Warsztaty międzypokoleniowe

Warsztaty dotyczące archiwizowania fotografii w Dworku Białoprądnickim będą pigułką wiedzy praktycznej, którą można zastosować w domu. Dzięki nim uczestnicy dowiedzą się, w jaki sposób obchodzić się ze starymi fotografiami.

Wspólnie z Dworkiem Białoprądnickim postanowiliśmy zrobić specjalną edycję warsztatów. Zapraszamy dziadków wraz z wnukami, by wspólnie pochylić się nad rodzinnymi historiami, pamiątkami, aby była to okazja do spotkania i nauki czegoś nowego.

Warsztaty w Dworku są okazją do odkrycia rodzinnych pamiątek, wspomnień, a także łączenia sił międzypokoleniowych.

(cała rozmowa do posłuchania)

Ewa Pasterniak/fot. Sylwia Paszkowska

Ewa Pasterniak/fot. Sylwia Paszkowska

Pasja do fotografii

Ewa Pasterniak jest fotografką z wykształcenia, archiwistką, zajmuje się głównie kolażem. Z jednej strony tnie różne albumy, ilustracje, papierowe i namacalne, a z drugiej podchodzi do obiektów fotograficznych tylko w białych rękawiczkach.

Udało się to połączyć w ramach moich różnych działalności. Sama chęć kolekcjonowania, fotografii, historii, to jest coś, co dalej jest we mnie żywe. Fotografia analogowa jest dla mnie bardzo istotna, bo mogę ją wziąć do ręki. Fotografia cyfrowa jest bardzo ulotna, pozostaje jedynie w przestrzeni wirtualnej, a pliki nam się nawarstwiają i ostatecznie ich nie wywołujemy.

Po momencie wielkiej fascynacji cyfrówkami fotografia analogowa przeżywa dzisiaj renesans.

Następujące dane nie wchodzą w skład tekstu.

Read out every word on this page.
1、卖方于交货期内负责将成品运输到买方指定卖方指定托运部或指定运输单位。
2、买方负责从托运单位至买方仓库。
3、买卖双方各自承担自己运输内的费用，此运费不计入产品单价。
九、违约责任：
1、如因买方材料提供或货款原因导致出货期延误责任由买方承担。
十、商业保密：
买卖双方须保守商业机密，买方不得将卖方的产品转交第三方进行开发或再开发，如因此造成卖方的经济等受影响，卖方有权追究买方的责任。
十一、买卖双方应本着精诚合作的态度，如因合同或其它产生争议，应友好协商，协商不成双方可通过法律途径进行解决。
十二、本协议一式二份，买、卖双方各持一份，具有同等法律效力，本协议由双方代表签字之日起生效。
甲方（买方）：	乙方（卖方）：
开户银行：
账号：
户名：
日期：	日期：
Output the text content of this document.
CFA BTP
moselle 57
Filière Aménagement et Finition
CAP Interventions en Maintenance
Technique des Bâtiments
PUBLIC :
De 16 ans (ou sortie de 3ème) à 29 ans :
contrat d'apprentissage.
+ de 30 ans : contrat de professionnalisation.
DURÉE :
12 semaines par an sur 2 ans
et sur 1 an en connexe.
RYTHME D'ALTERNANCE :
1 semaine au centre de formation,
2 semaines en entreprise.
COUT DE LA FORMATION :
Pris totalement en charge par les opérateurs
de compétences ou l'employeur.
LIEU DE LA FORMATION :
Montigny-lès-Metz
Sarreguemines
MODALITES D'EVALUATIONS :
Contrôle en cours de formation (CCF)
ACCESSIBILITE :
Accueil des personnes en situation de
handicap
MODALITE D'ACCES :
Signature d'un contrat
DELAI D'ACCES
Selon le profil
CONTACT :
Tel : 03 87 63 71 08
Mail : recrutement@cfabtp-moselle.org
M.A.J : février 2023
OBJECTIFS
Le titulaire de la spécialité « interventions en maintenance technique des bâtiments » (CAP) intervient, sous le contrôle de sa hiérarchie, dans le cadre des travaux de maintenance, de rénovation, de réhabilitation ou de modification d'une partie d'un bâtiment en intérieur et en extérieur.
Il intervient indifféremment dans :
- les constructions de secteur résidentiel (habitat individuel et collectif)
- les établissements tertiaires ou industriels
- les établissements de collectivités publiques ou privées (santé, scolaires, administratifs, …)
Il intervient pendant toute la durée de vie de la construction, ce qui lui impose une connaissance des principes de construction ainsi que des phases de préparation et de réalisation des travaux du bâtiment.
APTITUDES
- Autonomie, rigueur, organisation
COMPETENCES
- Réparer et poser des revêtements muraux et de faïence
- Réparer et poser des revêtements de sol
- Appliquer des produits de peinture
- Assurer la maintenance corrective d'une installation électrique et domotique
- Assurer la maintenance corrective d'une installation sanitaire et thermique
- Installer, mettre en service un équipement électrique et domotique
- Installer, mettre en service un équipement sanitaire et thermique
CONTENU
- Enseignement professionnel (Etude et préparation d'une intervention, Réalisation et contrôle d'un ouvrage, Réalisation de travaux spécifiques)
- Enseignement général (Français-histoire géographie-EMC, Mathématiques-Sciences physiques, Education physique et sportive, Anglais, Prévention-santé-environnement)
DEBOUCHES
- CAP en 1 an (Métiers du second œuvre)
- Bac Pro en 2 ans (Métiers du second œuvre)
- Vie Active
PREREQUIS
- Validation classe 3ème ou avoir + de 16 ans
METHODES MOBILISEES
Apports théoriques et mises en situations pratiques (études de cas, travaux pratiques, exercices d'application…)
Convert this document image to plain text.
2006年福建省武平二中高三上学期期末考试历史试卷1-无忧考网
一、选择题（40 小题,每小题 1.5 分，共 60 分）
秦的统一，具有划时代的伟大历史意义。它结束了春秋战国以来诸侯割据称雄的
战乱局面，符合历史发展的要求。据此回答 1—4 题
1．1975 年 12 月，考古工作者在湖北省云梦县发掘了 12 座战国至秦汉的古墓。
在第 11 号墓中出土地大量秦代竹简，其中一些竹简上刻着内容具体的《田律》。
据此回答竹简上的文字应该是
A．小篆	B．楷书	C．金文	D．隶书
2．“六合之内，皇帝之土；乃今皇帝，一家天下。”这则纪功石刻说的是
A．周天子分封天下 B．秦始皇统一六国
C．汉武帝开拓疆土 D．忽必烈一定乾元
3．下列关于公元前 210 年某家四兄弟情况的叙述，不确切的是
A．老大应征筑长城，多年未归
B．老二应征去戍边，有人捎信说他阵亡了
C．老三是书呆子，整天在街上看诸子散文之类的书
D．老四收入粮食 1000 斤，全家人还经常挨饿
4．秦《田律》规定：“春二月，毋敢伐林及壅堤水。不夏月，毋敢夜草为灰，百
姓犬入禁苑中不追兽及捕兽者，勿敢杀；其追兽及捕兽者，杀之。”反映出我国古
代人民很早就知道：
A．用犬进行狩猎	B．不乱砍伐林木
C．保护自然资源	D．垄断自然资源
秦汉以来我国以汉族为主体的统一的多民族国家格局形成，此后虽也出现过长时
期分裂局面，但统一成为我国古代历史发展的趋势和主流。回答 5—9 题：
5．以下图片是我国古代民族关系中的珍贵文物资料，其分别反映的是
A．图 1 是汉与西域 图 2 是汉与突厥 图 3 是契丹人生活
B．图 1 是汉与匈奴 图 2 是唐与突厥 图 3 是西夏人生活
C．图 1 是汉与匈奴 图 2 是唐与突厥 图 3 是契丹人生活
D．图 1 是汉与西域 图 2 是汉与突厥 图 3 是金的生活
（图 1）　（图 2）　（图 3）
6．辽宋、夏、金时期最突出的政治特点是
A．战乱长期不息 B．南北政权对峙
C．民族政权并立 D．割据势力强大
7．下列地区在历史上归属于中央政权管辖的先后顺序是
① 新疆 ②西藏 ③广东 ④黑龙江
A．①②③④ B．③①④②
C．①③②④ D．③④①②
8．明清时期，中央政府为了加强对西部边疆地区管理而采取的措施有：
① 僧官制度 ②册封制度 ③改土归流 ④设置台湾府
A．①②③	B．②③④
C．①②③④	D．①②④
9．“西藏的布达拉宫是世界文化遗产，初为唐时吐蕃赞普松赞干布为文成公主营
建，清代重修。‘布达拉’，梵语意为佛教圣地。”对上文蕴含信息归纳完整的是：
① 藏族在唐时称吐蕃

Myślę, że chodzi o efekt i plastyczność tego obrazu. Stara optyka i jej niedoskonałość sprawiają, że fotografia staje się bardziej artystyczna. O wiele łatwiej podejść indywidualnie do obrazu, do jego kreacji za pomocą aparatu, który pozostawia ślady niedoskonałości czy specyficznej konstrukcji.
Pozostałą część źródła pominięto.